Les
Roseaux sauvages avait été produit pas la télévision en 1993,
pour cette fameuse série d'Arte « Tous les garçons et les
filles de leur âge » (quand Arte avait des idées autre que
faire des formats courts) et était ensuite sorti en salle au
printemps 1994. André Téchiné parlait de ses souvenirs, ce n'était
pas la première fois, avec son comparse Jacques Nolot. Cette fois il
parle de son adolescence, de ses 15 ans. Le film répondait à
quelques contraintes pas franchement insurmontables, parler de ses 15
ans et inclure une scène de fête.
C'est
d'ailleurs par un mariage que Les Roseaux sauvages commence.
Une fête, on mange, on boit, on chante, on danse. Le marié invite
la prof d'histoire à danser Madame Alvarez (Michèle Moretti). Il a
une demande à lui faire, il sait qu'elle a de l'affection pour lui.
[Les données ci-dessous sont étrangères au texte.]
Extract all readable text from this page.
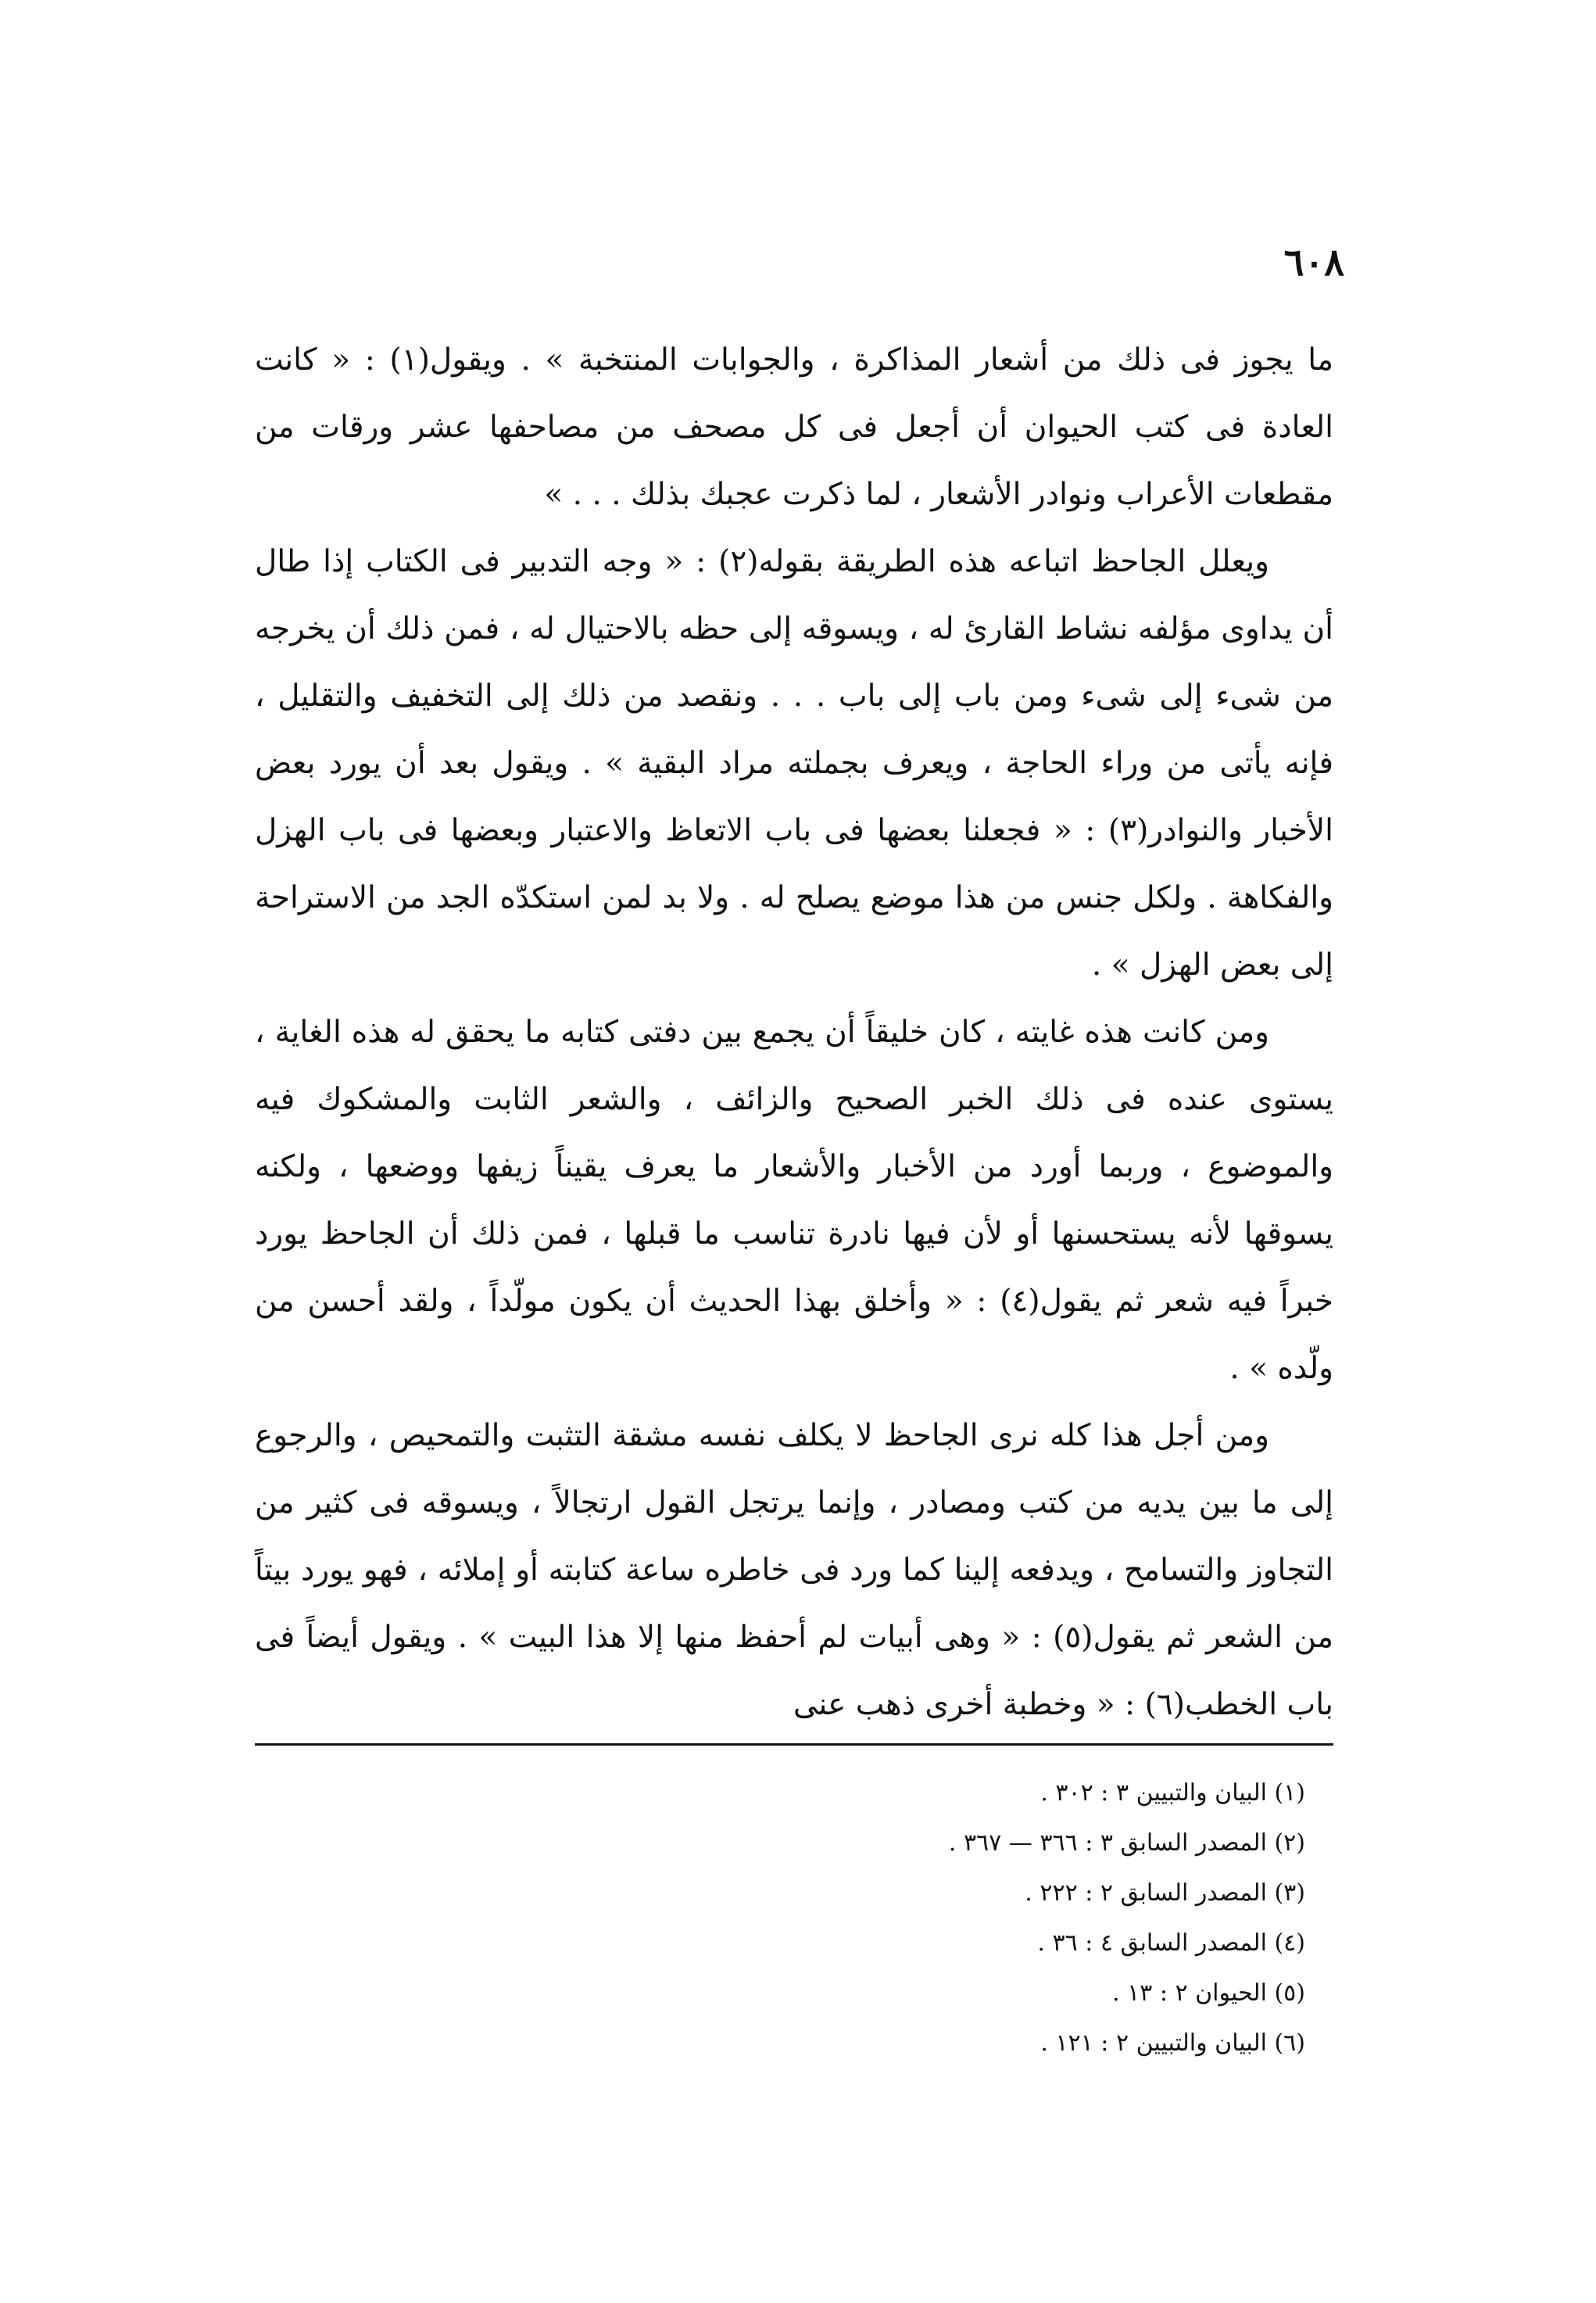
٦٠٨

ما يجوز فى ذلك من أشعار المذاكرة ، والجوابات المنتخبة » . ويقول(١) : « كانت العادة فى كتب الحيوان أن أجعل فى كل مصحف من مصاحفها عشر ورقات من مقطعات الأعراب ونوادر الأشعار ، لما ذكرت عجبك بذلك . . . »

ويعلل الجاحظ اتباعه هذه الطريقة بقوله(٢) : « وجه التدبير فى الكتاب إذا طال أن يداوى مؤلفه نشاط القارئ له ، ويسوقه إلى حظه بالاحتيال له ، فمن ذلك أن يخرجه من شىء إلى شىء ومن باب إلى باب . . . ونقصد من ذلك إلى التخفيف والتقليل ، فإنه يأتى من وراء الحاجة ، ويعرف بجملته مراد البقية » . ويقول بعد أن يورد بعض الأخبار والنوادر(٣) : « فجعلنا بعضها فى باب الاتعاظ والاعتبار وبعضها فى باب الهزل والفكاهة . ولكل جنس من هذا موضع يصلح له . ولا بد لمن استكدّه الجد من الاستراحة إلى بعض الهزل » .

ومن كانت هذه غايته ، كان خليقاً أن يجمع بين دفتى كتابه ما يحقق له هذه الغاية ، يستوى عنده فى ذلك الخبر الصحيح والزائف ، والشعر الثابت والمشكوك فيه والموضوع ، وربما أورد من الأخبار والأشعار ما يعرف يقيناً زيفها ووضعها ، ولكنه يسوقها لأنه يستحسنها أو لأن فيها نادرة تناسب ما قبلها ، فمن ذلك أن الجاحظ يورد خبراً فيه شعر ثم يقول(٤) : « وأخلق بهذا الحديث أن يكون مولّداً ، ولقد أحسن من ولّده » .

ومن أجل هذا كله نرى الجاحظ لا يكلف نفسه مشقة التثبت والتمحيص ، والرجوع إلى ما بين يديه من كتب ومصادر ، وإنما يرتجل القول ارتجالاً ، ويسوقه فى كثير من التجاوز والتسامح ، ويدفعه إلينا كما ورد فى خاطره ساعة كتابته أو إملائه ، فهو يورد بيتاً من الشعر ثم يقول(٥) : « وهى أبيات لم أحفظ منها إلا هذا البيت » . ويقول أيضاً فى باب الخطب(٦) : « وخطبة أخرى ذهب عنى

(١) البيان والتبيين ٣ : ٣٠٢ .
(٢) المصدر السابق ٣ : ٣٦٦ — ٣٦٧ .
(٣) المصدر السابق ٢ : ٢٢٢ .
(٤) المصدر السابق ٤ : ٣٦ .
(٥) الحيوان ٢ : ١٣ .
(٦) البيان والتبيين ٢ : ١٢١ .
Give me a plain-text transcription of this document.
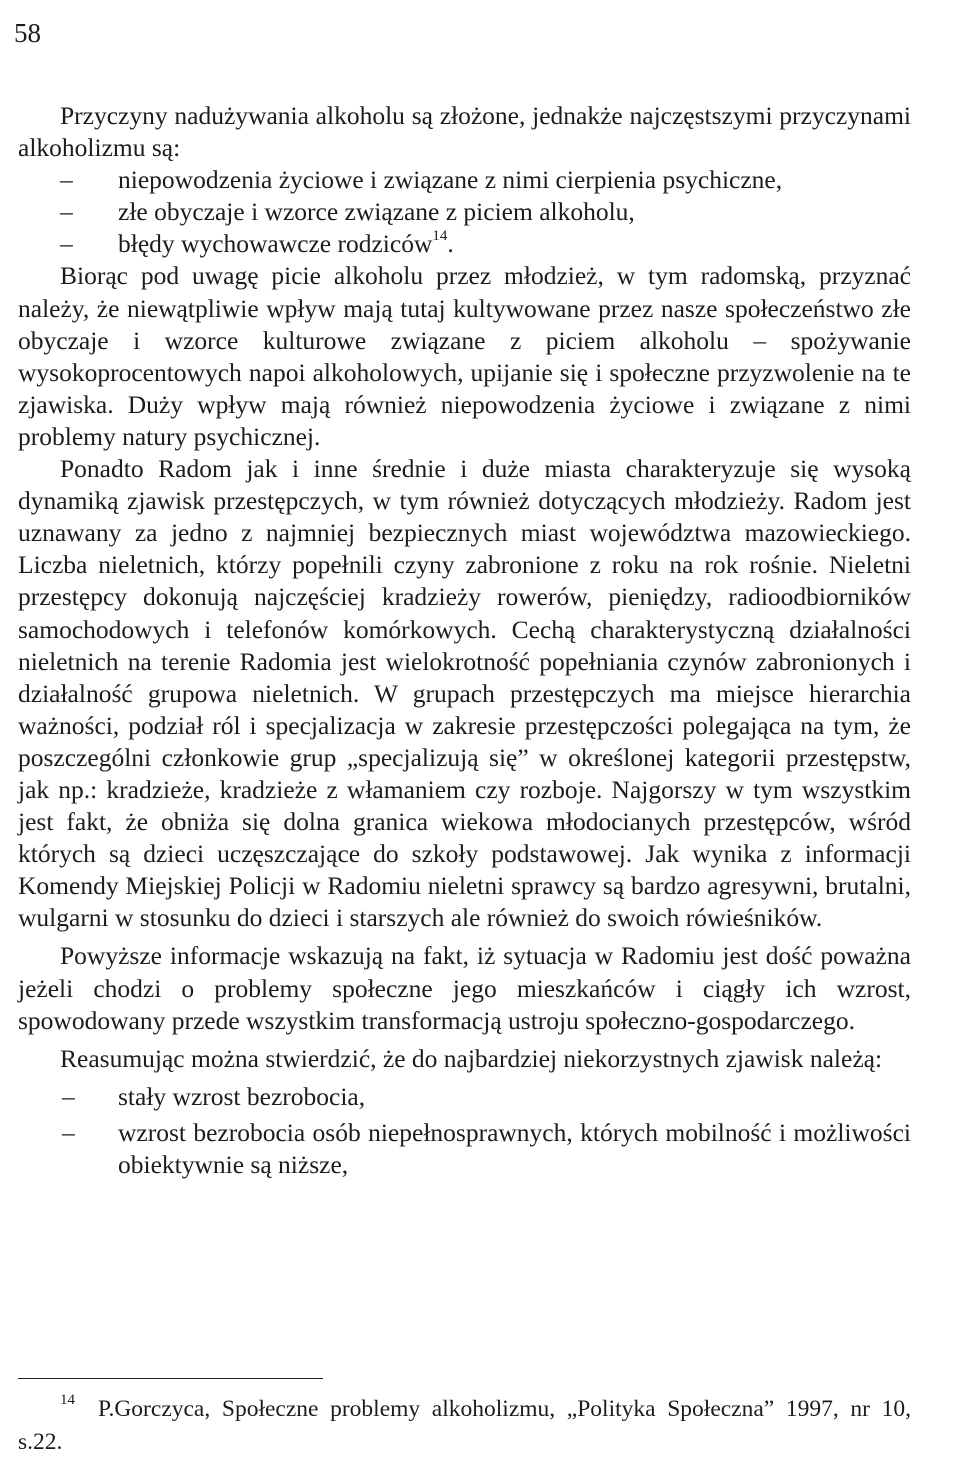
58

Przyczyny nadużywania alkoholu są złożone, jednakże najczęstszymi przyczynami alkoholizmu są:

– niepowodzenia życiowe i związane z nimi cierpienia psychiczne,
– złe obyczaje i wzorce związane z piciem alkoholu,
– błędy wychowawcze rodziców$^{14}$.

Biorąc pod uwagę picie alkoholu przez młodzież, w tym radomską, przyznać należy, że niewątpliwie wpływ mają tutaj kultywowane przez nasze społeczeństwo złe obyczaje i wzorce kulturowe związane z piciem alkoholu – spożywanie wysokoprocentowych napoi alkoholowych, upijanie się i społeczne przyzwolenie na te zjawiska. Duży wpływ mają również niepowodzenia życiowe i związane z nimi problemy natury psychicznej.

Ponadto Radom jak i inne średnie i duże miasta charakteryzuje się wysoką dynamiką zjawisk przestępczych, w tym również dotyczących młodzieży. Radom jest uznawany za jedno z najmniej bezpiecznych miast województwa mazowieckiego. Liczba nieletnich, którzy popełnili czyny zabronione z roku na rok rośnie. Nieletni przestępcy dokonują najczęściej kradzieży rowerów, pieniędzy, radioodbiorników samochodowych i telefonów komórkowych. Cechą charakterystyczną działalności nieletnich na terenie Radomia jest wielokrotność popełniania czynów zabronionych i działalność grupowa nieletnich. W grupach przestępczych ma miejsce hierarchia ważności, podział ról i specjalizacja w zakresie przestępczości polegająca na tym, że poszczególni członkowie grup „specjalizują się” w określonej kategorii przestępstw, jak np.: kradzieże, kradzieże z włamaniem czy rozboje. Najgorszy w tym wszystkim jest fakt, że obniża się dolna granica wiekowa młodocianych przestępców, wśród których są dzieci uczęszczające do szkoły podstawowej. Jak wynika z informacji Komendy Miejskiej Policji w Radomiu nieletni sprawcy są bardzo agresywni, brutalni, wulgarni w stosunku do dzieci i starszych ale również do swoich rówieśników.

Powyższe informacje wskazują na fakt, iż sytuacja w Radomiu jest dość poważna jeżeli chodzi o problemy społeczne jego mieszkańców i ciągły ich wzrost, spowodowany przede wszystkim transformacją ustroju społeczno-gospodarczego.

Reasumując można stwierdzić, że do najbardziej niekorzystnych zjawisk należą:

– stały wzrost bezrobocia,
– wzrost bezrobocia osób niepełnosprawnych, których mobilność i możliwości obiektywnie są niższe,
$^{14}$ P.Gorczyca, Społeczne problemy alkoholizmu, „Polityka Społeczna” 1997, nr 10, s.22.
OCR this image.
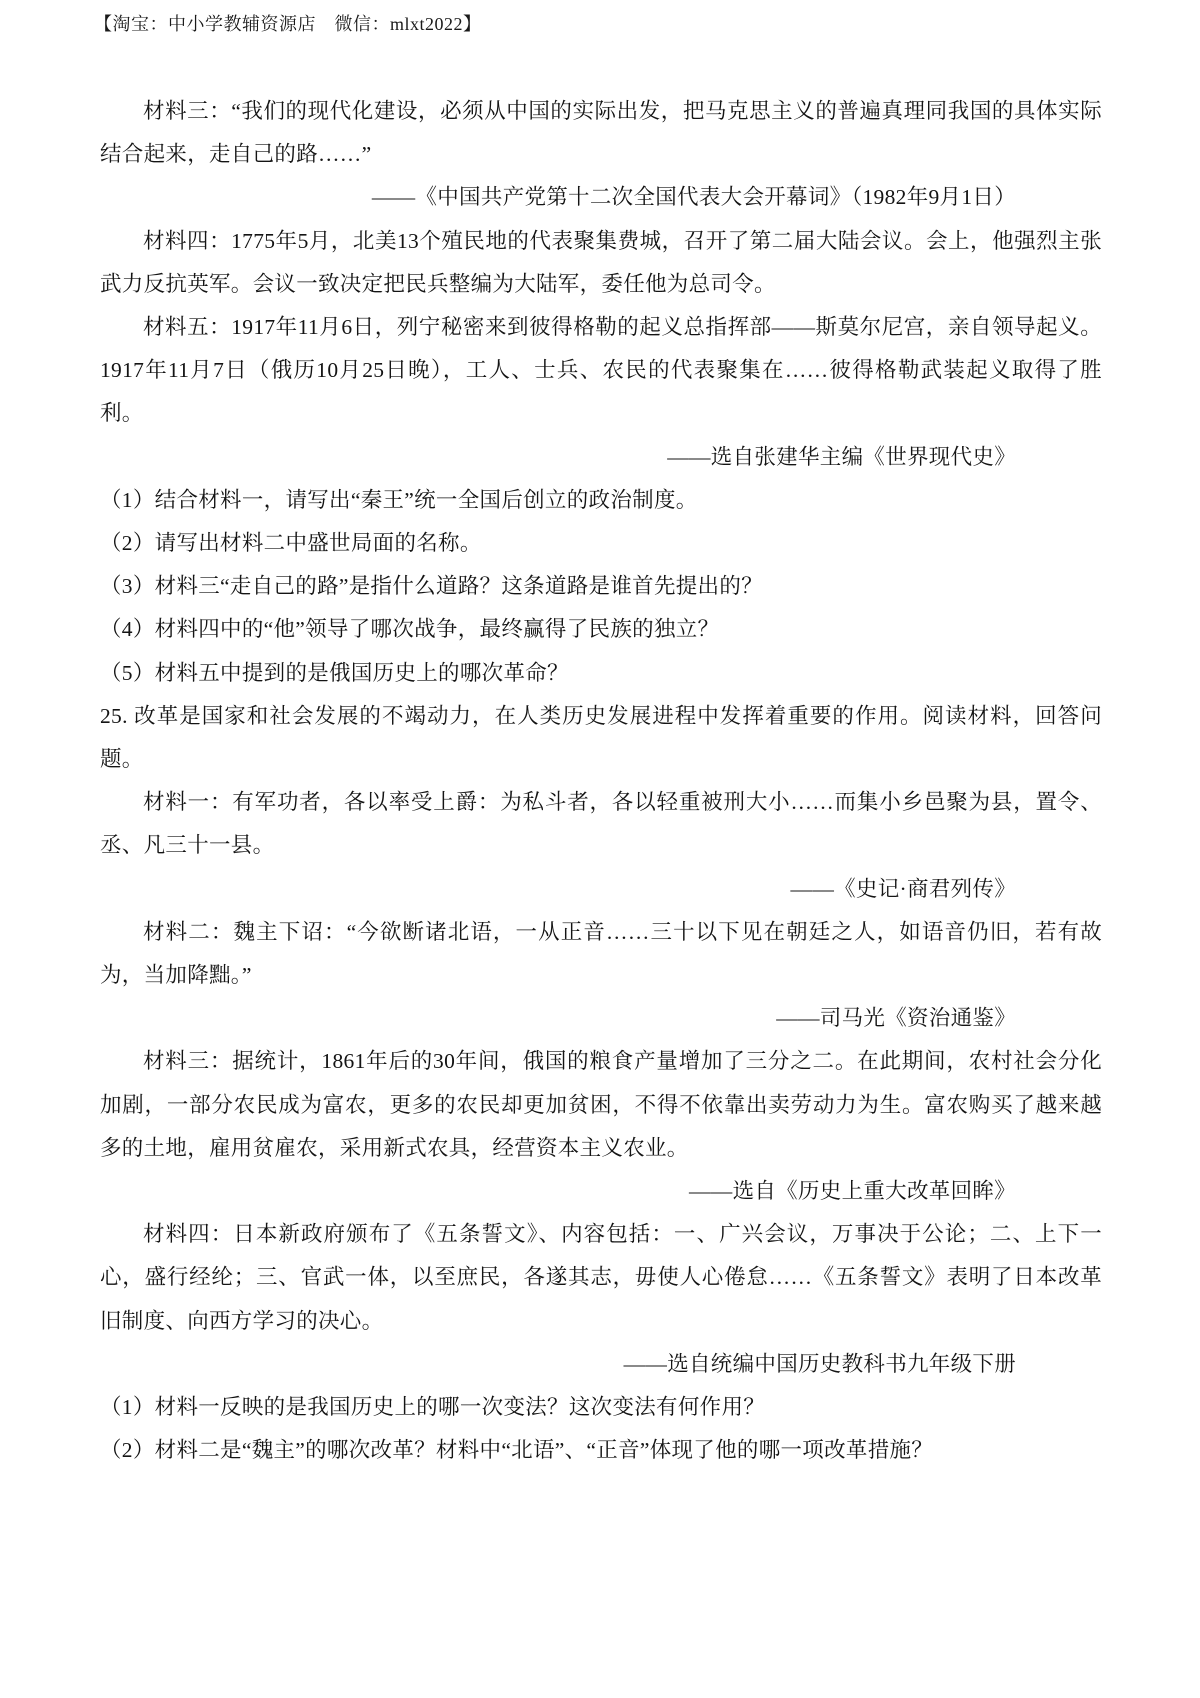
【淘宝：中小学教辅资源店　微信：mlxt2022】

材料三：“我们的现代化建设，必须从中国的实际出发，把马克思主义的普遍真理同我国的具体实际结合起来，走自己的路……”

——《中国共产党第十二次全国代表大会开幕词》（1982年9月1日）

材料四：1775年5月，北美13个殖民地的代表聚集费城，召开了第二届大陆会议。会上，他强烈主张武力反抗英军。会议一致决定把民兵整编为大陆军，委任他为总司令。

材料五：1917年11月6日，列宁秘密来到彼得格勒的起义总指挥部——斯莫尔尼宫，亲自领导起义。1917年11月7日（俄历10月25日晚），工人、士兵、农民的代表聚集在……彼得格勒武装起义取得了胜利。

——选自张建华主编《世界现代史》

（1）结合材料一，请写出“秦王”统一全国后创立的政治制度。

（2）请写出材料二中盛世局面的名称。

（3）材料三“走自己的路”是指什么道路？这条道路是谁首先提出的？

（4）材料四中的“他”领导了哪次战争，最终赢得了民族的独立？

（5）材料五中提到的是俄国历史上的哪次革命？

25. 改革是国家和社会发展的不竭动力，在人类历史发展进程中发挥着重要的作用。阅读材料，回答问题。

材料一：有军功者，各以率受上爵：为私斗者，各以轻重被刑大小……而集小乡邑聚为县，置令、丞、凡三十一县。

——《史记·商君列传》

材料二：魏主下诏：“今欲断诸北语，一从正音……三十以下见在朝廷之人，如语音仍旧，若有故为，当加降黜。”

——司马光《资治通鉴》

材料三：据统计，1861年后的30年间，俄国的粮食产量增加了三分之二。在此期间，农村社会分化加剧，一部分农民成为富农，更多的农民却更加贫困，不得不依靠出卖劳动力为生。富农购买了越来越多的土地，雇用贫雇农，采用新式农具，经营资本主义农业。

——选自《历史上重大改革回眸》

材料四：日本新政府颁布了《五条誓文》、内容包括：一、广兴会议，万事决于公论；二、上下一心，盛行经纶；三、官武一体，以至庶民，各遂其志，毋使人心倦怠……《五条誓文》表明了日本改革旧制度、向西方学习的决心。

——选自统编中国历史教科书九年级下册

（1）材料一反映的是我国历史上的哪一次变法？这次变法有何作用？

（2）材料二是“魏主”的哪次改革？材料中“北语”、“正音”体现了他的哪一项改革措施？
Il a besoin d'aide, il veut déserter. Elle est au parti communiste.
Elle refuse de l'aider et il partira juste après son mariage et en
reviendra dans un corbillard. C'est ce mariage, cette guerre qui est
dans toutes les conversations et si les adultes vont se battre, ce
sont les jeunes qui en parlent.
On
imagine avec facilité que François (Gaël Morel) est celui qui
représente le plus André Téchiné, qui regroupe ses propres
souvenirs. Probablement. Il va à l'encontre d'une guerre moins
meurtrière que la guerre d'Algérie, celle de ses sentiments pour
ces cothurnes. Le gars avec l'accent du sud-ouest, le sportif Serge
(Stéphane Rideau) qui fait du rugby torse nu comme Henri (Frédéric
Gorny) le pied-noir exilé, vivant sans ses parents partis à
Marseille. Deux jeunes hommes aux tempéraments opposés, aux
opinions divergents, aux histoires contrastées.
Mais
François ne choisit pas ceux pour qui il a de l'affection. Il ne
comprend pas ce qui lui arrive. Alors il ne cesse jamais d'en parler.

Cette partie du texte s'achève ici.